In a somewhat disingenuous article, My Broadband accuses Zumas government of returning to a pre-1994 structuring of Posts and Telecommunications:
Unbeknownst to many people, Zuma returned to the structure used under the apartheid government, which had a Department of Communications and a Department of Post and Telecommunications.
The cabinet of FW de Klerk, which ran South Africa from 16 August 1989 to 11 May 1994, had Roelf Meyer as minister of communications and Piet Welgemoed as minister of post and telecommunication.
Zuma’s decision to go back to the pre-1994 structure is seen as a mistake by many commentators – and they have a point.
In South Africa, telecommunications services were operated by the South African Post Office until 1991. It therefore made sense to combine telecommunications and postal services into one ministry.
However, Telkom became a public company in 1991, which meant that it started to operate independently from the SA Post Office.
This is rather misleading, and the give-away is there in the text — it was F.W. de Klerk’s National Party government that privatised Telkom back in 1991, and the ANC government inherited that structure in 1994. The previous structure was not a specifically apartheid one, but was found in most Commonwealth countries before the Thatcher-era privatisation mania.
Back in the 19th century post offices handled the delivery of written communications, whether physically, by means of hard copy, or electrically, by means of telegraphs. These were complementary, and the services were integrated. Later telephones added voice communications to the mix but in many cases the same infrastructure was used.
Was the apartheid between posts and telecommunications brought about by privatisation a good thing? Some, like the people at My Broadband, might argue that it is, but don’t try to muddy the issue by pretending that the integration had anything to do with apartheid in the past.

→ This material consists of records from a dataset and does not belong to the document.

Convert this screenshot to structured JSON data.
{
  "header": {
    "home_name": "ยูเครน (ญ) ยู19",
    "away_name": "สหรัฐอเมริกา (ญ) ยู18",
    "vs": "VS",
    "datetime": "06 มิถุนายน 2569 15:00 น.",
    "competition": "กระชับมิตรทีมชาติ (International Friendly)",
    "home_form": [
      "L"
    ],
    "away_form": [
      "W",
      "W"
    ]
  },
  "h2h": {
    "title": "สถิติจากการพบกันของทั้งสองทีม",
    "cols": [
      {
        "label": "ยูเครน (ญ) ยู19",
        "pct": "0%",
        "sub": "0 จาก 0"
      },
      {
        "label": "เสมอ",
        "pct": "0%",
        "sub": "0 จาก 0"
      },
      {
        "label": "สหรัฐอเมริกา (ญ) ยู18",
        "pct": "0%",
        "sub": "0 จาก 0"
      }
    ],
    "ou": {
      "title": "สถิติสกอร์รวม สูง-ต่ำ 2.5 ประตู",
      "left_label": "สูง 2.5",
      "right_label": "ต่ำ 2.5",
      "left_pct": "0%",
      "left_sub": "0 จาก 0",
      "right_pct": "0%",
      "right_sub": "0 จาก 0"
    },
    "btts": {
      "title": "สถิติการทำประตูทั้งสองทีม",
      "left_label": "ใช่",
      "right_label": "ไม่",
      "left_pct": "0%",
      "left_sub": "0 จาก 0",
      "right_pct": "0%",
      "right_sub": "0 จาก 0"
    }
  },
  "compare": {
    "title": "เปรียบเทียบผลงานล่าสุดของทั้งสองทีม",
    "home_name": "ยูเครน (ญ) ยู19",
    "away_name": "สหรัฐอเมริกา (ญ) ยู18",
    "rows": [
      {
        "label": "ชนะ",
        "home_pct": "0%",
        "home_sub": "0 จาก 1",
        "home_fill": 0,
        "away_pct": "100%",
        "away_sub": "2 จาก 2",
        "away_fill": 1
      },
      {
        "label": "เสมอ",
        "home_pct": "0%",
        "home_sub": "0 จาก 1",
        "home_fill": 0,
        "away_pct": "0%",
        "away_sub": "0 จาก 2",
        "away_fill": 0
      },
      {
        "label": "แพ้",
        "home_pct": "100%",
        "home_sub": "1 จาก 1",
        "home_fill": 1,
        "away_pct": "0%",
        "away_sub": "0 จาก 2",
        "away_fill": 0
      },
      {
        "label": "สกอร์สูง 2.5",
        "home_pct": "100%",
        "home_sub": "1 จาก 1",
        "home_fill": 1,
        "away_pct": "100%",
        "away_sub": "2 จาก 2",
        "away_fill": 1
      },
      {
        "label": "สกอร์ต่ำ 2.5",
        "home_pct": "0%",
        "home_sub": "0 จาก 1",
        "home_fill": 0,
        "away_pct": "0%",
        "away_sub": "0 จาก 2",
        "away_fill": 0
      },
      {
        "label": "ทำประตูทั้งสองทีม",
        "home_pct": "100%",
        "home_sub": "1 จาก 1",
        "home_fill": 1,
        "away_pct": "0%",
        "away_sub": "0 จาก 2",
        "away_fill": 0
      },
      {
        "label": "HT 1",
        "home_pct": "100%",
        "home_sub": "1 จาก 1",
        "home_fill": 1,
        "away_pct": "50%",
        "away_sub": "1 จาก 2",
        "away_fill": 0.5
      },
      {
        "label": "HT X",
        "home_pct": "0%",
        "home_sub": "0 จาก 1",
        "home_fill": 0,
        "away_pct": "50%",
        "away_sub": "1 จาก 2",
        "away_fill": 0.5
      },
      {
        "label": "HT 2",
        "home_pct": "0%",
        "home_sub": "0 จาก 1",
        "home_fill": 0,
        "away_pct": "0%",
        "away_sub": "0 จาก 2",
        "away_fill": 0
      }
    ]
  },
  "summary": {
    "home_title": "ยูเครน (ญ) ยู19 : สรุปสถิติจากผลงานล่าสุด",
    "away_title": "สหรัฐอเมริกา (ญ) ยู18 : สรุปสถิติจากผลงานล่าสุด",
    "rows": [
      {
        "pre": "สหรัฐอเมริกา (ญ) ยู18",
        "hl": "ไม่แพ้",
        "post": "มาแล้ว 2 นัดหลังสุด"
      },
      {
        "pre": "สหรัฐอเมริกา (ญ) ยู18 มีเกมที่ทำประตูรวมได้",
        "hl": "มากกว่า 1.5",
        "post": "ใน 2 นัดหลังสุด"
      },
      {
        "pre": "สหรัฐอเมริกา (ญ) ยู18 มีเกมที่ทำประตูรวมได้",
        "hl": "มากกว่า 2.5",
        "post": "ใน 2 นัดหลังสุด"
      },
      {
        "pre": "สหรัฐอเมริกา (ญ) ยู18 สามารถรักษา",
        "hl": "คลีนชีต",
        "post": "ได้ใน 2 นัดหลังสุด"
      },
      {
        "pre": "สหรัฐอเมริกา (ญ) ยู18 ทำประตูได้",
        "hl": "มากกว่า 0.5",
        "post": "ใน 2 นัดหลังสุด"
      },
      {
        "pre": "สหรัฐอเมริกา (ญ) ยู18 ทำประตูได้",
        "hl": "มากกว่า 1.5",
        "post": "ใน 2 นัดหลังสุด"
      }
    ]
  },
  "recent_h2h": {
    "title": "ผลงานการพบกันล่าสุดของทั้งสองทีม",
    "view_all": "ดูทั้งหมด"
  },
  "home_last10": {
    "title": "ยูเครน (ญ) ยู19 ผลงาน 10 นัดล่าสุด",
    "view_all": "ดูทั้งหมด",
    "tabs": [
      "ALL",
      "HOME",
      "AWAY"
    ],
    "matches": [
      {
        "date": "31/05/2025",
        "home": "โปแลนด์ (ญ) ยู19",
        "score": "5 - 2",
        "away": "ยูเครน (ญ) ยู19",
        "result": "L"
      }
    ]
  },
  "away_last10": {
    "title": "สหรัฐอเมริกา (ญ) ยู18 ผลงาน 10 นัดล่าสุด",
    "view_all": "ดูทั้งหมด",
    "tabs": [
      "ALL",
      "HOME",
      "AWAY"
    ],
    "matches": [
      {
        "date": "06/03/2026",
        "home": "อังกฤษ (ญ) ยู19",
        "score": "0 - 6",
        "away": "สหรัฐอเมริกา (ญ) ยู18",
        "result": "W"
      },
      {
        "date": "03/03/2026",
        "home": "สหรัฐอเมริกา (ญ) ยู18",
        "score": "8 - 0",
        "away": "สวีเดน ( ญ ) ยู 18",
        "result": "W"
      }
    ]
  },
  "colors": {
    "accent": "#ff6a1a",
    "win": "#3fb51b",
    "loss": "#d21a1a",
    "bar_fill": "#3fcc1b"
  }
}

There are similar problems when it comes to moving people, rather than moving words and pictures. An integrated bus, train, and mini-bus taxi public transport system would arguably be of greater benefit to the travelling public. But such a thing meets opposition from vested interests in the privatised taxi industry, and those vested interests are sometimes prepared to use hitmen to oppose integration, where as those with vested interests in privatised telecommunications services have not gone as far as that. But in principle the issues are the same.